Having seen other marriages hit rocky times because of infertility I wanted to know how Brieanne and Chad kept the romance alive during all of this. I also wondered about the impact on their sexual life. As always, she was transparent with me.
“We actually had no problem in this area. Never once in our marriage, and more specifically in our 5.5 years of trying for a baby, did we have problems.
“We always kept sex pure and beautiful between us, and it was never ‘baby dancing’ to us. It was always for our pleasure and to keep us close as husband & wife. We’ve been told that this is very rare, and that many couples fall apart under the pressure of failed fertility treatments.

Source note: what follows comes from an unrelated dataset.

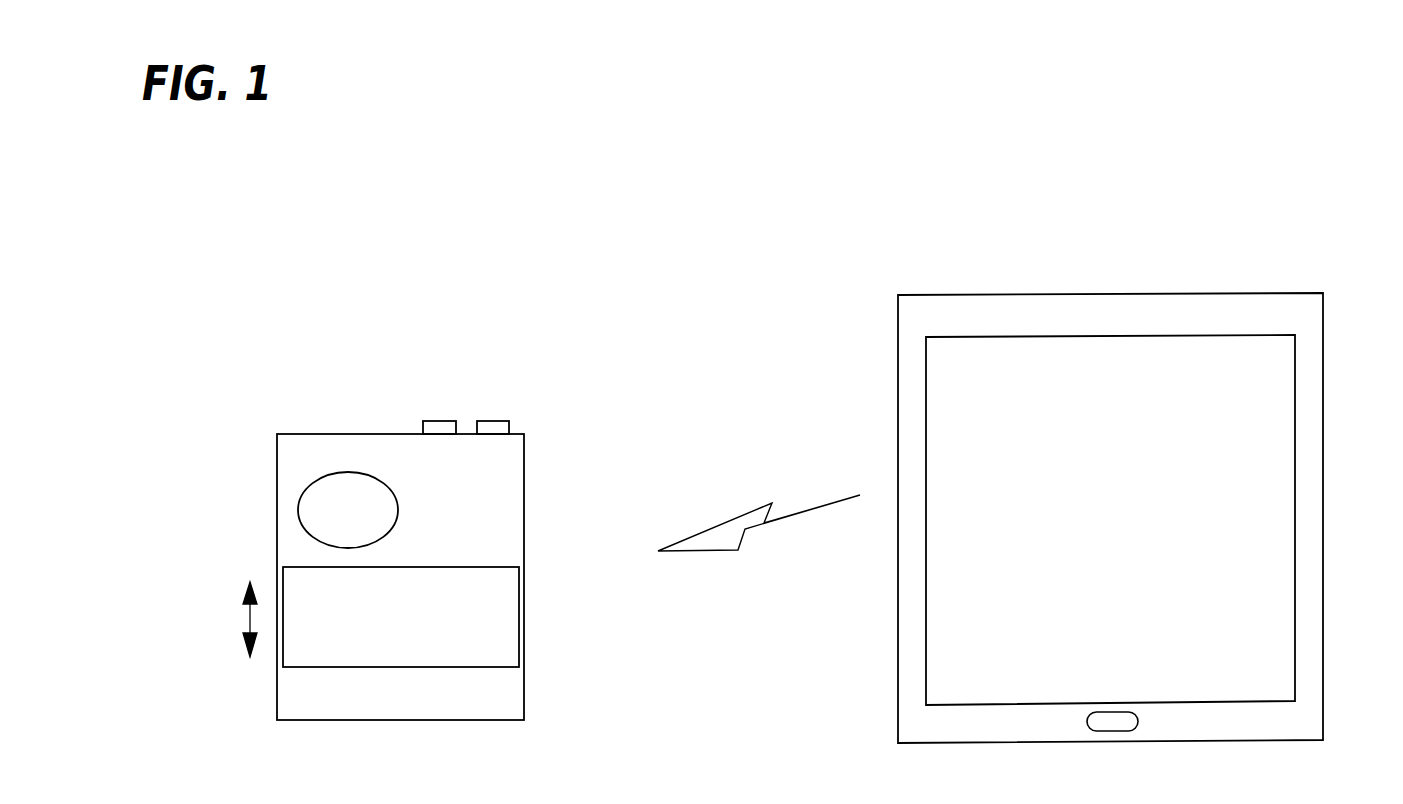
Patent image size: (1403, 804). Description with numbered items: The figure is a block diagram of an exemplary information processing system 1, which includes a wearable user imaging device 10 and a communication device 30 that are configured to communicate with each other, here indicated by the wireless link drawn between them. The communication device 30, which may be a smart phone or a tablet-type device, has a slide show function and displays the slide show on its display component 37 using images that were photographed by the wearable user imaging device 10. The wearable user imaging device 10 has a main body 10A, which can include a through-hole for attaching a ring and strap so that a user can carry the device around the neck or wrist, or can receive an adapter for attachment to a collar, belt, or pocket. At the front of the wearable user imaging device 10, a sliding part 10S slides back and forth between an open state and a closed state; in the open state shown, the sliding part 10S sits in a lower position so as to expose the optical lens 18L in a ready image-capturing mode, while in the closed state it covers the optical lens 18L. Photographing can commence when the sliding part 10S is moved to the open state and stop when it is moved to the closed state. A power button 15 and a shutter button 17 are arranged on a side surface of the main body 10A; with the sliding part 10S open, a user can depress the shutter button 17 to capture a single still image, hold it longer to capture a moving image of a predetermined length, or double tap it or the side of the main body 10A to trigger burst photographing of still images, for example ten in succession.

We’ve always prided ourselves on a healthy and happy sex life, even during infertility.”
As the interview wrapped up, I asked Brieanne if she had any words for those that have been diagnosed with infertility and have been told that IUI is the only way they will become pregnant. She responded with, “I hope you have faith in God, because God was the reason we got through it all.
“Also, talk to your spouse openly about the entire thing. If you bottle up your emotions and stop being there for each other, it’s going to tear your marriage apart. Be open and honest at all times.
“Ask questions! If you don’t understand the clinic lingo, ask about it. Make sure you grasp the entire concept before going forward with it. Ask about your ultrasounds and blood work results. Be fully aware of your body, and what the nurses and doctors are doing to it. It’s your right.
“Go into it with hope, be ready for an emotional roller coaster, and know your limits. If it becomes too much, take a break, or stop and consider alternative ways to bring a baby into your home (surrogacy or adoption).”
As I wrap up this article, I reflect on something that Brieanne wrote shortly after Johanna was born. She shared with those of us on the infertility blog ring that as soon as Johanna was in her arms, the years of waiting and pain were a distant memory and all she felt was joy and love for her baby. It is evident that Brieanne remembers it all clearly when you speak with her about her infertility, but it is even more apparent that her joy at being a mother is bigger than the (painful) memories of what it took to become one.